Mycobacterial infections are among the most numerous in the world, with Mycobacterium tuberculosis believed to have infected one-third of the world’s population (1). Aggravating the worldwide pandemic have been the emergence of resistant organisms and the concurrent HIV epidemic. These events have renewed interest in understanding the fundamental biology of the interactions between pathogenic mycobacteria and their host.
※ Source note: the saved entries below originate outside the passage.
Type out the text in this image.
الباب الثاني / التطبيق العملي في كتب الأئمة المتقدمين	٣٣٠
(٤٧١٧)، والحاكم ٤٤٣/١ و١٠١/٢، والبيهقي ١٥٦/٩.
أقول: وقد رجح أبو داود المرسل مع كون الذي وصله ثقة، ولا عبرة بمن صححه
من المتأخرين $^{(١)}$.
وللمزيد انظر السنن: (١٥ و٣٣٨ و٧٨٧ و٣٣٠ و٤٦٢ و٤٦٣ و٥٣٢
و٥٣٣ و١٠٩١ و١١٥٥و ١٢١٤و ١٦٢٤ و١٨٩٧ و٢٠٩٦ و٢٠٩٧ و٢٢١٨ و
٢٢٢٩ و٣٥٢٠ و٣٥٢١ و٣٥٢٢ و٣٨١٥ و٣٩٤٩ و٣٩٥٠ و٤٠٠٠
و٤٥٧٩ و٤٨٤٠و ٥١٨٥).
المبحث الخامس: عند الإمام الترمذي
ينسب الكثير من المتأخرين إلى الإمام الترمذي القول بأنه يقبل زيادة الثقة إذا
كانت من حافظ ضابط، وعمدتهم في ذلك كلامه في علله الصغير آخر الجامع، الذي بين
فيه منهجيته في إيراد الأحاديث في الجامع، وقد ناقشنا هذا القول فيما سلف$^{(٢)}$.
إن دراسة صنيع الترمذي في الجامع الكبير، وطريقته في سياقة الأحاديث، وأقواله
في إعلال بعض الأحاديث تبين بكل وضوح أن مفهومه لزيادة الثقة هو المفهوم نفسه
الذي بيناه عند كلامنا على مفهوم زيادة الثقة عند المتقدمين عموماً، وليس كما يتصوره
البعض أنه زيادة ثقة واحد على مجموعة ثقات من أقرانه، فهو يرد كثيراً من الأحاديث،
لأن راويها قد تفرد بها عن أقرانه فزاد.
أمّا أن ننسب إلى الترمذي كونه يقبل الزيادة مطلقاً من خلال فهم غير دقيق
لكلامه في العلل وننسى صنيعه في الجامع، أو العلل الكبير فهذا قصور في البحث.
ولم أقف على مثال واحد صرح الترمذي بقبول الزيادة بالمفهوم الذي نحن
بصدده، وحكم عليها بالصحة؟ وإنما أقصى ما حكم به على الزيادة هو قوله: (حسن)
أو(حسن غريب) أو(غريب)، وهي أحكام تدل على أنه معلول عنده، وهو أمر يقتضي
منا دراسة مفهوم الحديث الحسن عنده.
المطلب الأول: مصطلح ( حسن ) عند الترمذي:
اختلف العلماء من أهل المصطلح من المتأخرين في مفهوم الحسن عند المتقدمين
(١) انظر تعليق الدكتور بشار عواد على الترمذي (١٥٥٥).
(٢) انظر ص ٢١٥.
Exposure to M. tuberculosis can lead to a pulmonary infection characterized by macrophage recruitment to the site of infection, followed in many cases by granuloma formation (24). M. tuberculosis is a facultative intracellular pathogen whose cellular habitat is the macrophage (59). Thus, the M. tuberculosis–macrophage relationship is of considerable interest. Previous investigations have revealed that interleukin 1, tumor necrosis factor-α, interleukin 6, transforming growth factor-β, and interleukin 8 production by macrophages is increased by exposure to mycobacteria (1014). Negative effects of mycobacteria on macrophage antigen presentation (15) and responsiveness to cytokines (16, 17) also have been documented. However, little is known about the molecular mechanisms involved in granuloma formation.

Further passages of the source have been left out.